Cette grossesse ne pouvait pas tomber à un pire moment. Mais Ivan, lui, était extatique : il a toujours souhaité avoir trois enfants. Alors il s’est fixé une mission : que rien de négatif ne puisse affecter son épouse, pendant les neuf mois suivants. « Le plus dur, raconte Maryna, était d’entendre les sirènes d’alerte qui annonce une attaque de l’ennemi et l’électricité qui disparaît pendant des heures, sans savoir quand elle reviendra. » Professeure en pharmacie à l’université, elle a enseigné jusqu’à mi-janvier. Le 16 février, la petite Milanka est née à l’hôpital de Vinnytsia. « Tout ce que je veux maintenant, c’est que mes enfants puissent grandir dans un pays en paix », confie Maryna.

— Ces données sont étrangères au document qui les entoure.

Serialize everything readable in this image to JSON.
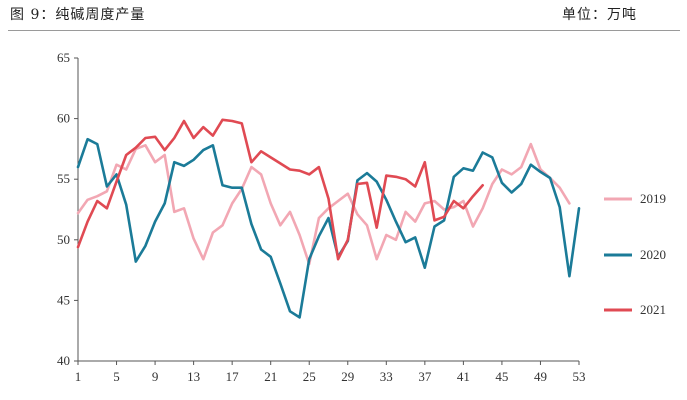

Dans ses messages, la sœur d’Ivan, Anna, s’efforce de rester toujours positive. Mais la lassitude se fait sentir. En septembre, les cours ont repris dans son école. Les pannes d’électricité ont été de plus en plus fréquentes. Début décembre, Anna racontait : « Mon école et mon appartement se trouvent sur deux lignes électriques différentes. Quand je pars de chez moi le matin, il n’y a pas d’électricité. à l’école, nous en avons pendant une heure. Puis deux heures pendant la journée. Lorsque je rentre le soir, il n’y en a déjà plus. Je fais donc ma lessive la nuit quand elle revient. » Pour que les élèves puissent continuer à étudier pendant les alertes aux bombardements, les enseignants ont aménagé les sous-sols, grâce aux dons recueillis à l’étranger, dans le cadre de l’opération « Bracelets and Peace », dont Anna est une des initiatrices. Quand l’électricité disparaît, les élèves continuent d’étudier à la lueur de leurs lampes de poche.